High-level context for a document would allow for filtering of a document. This can be done with current methods, so it’s not really an innovation, more of just a note of the utility of meta data.

A more novel, and ,IMO, important aspect is the parse tree as it would make a lot of tasks easier. For example some information is implicit if you understand the structure of a document. For IR it might make sense to be aware of the section the text you are searching for is in. A section might contain relevant information even if it doesn’t contain relevant keywords or isn’t “semantically similar”. It might make it easier to ignore searching certain parts of a text or allow for inclusion of text that would otherwise get ignored.

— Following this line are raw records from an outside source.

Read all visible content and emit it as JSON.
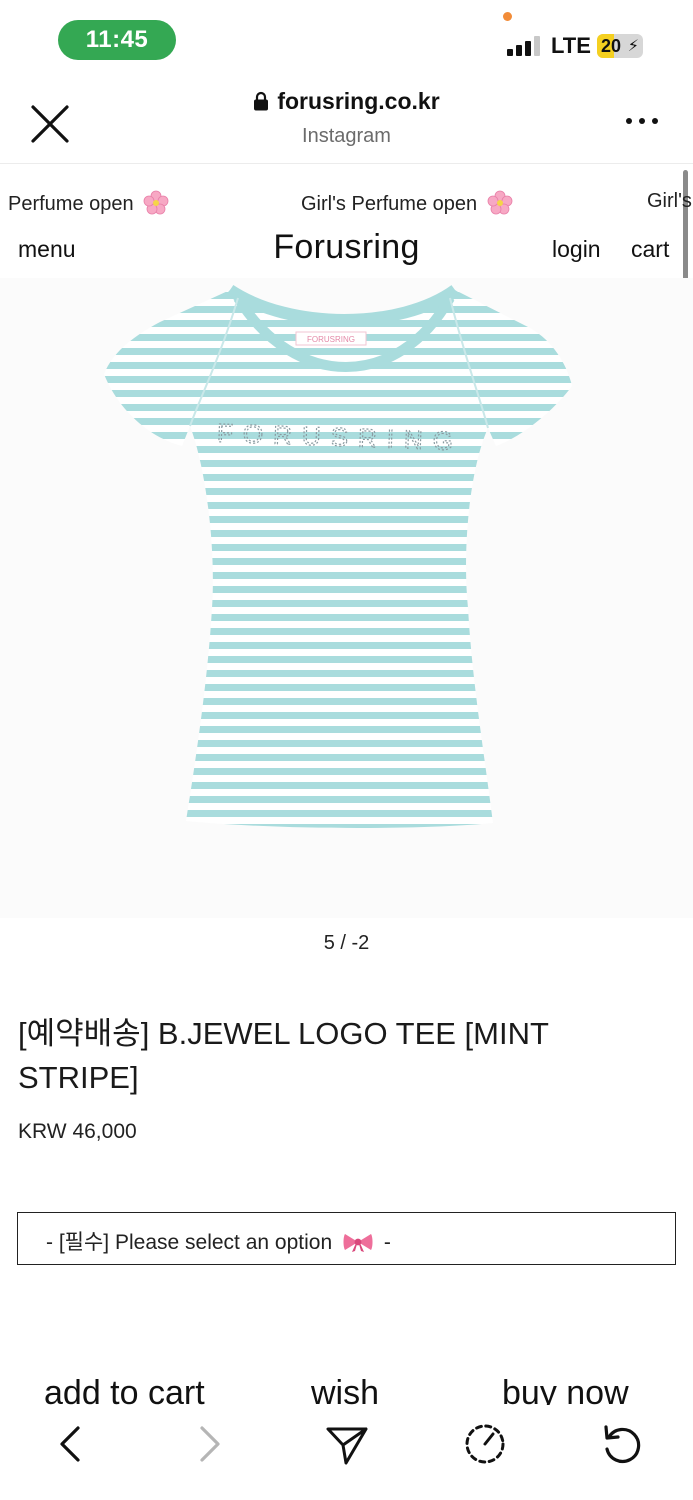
{
  "status_bar": {
    "time": "11:45",
    "network": "LTE",
    "battery_level": "20",
    "battery_fraction": 0.36,
    "accent_time": "#34a853"
  },
  "browser": {
    "url": "forusring.co.kr",
    "subtitle": "Instagram",
    "icons": [
      "close-icon",
      "lock-icon",
      "more-icon"
    ]
  },
  "marquee": {
    "left_text": "Perfume open",
    "center_text": "Girl's Perfume open",
    "right_text": "Girl's"
  },
  "shop_nav": {
    "menu": "menu",
    "brand": "Forusring",
    "login": "login",
    "cart": "cart"
  },
  "product": {
    "image_label": "FORUSRING",
    "collar_tag": "FORUSRING",
    "stripe_color": "#a9dcdd",
    "pager": "5 / -2",
    "title": "[예약배송] B.JEWEL LOGO TEE [MINT STRIPE]",
    "price": "KRW 46,000",
    "option_prefix": "- [필수] Please select an option",
    "option_suffix": "-"
  },
  "actions": {
    "add_to_cart": "add to cart",
    "wish": "wish",
    "buy_now": "buy now"
  },
  "toolbar": {
    "icons": [
      "back-icon",
      "forward-icon",
      "share-icon",
      "speed-icon",
      "reload-icon"
    ]
  }
}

When it comes to chunking text, understanding structure would allow us to chunk “in a smart way”. You could avoid breaking up one section or accidentally joining two if using a rough rule of thumb. Structure could also allow for dynamic chunking. You could scale up and down the amount of text you are using IR over to find relevant info (some information may require who chapters (or blog posts) to convey). If a question requires looking at entire chapters rather than subsections, (e.g., “What chapter talks about X”), a UDF could be used to dynamically reformat structure data.

Storing structure would allow us to present information interesting to a user since the type of structure we seek to extract is a very human way of interacting with text. You could show someone what chapter a passage came from, or which header was associated.

Storing structure could also be useful for generative models. Providing additional context could help correct mistakes. For example in Speech to text, you’ll often see homophones confused for one another. For example, I was watching a video on PySpark and it was subtitled as “Pi Spark”. Had the title (or description) been included as context, it would provide context necessary to avoid the mistake. UDF could also be used to train models and new documents or even new formats would benefit (would need to measure this to be sure) from the existing corpus.

Life is busy at the moment, but this is something I’ve been thinking about to some extent for the last 4-5 years and would like to take a crack at when the opportunity arises. Or if it already exists, let me know!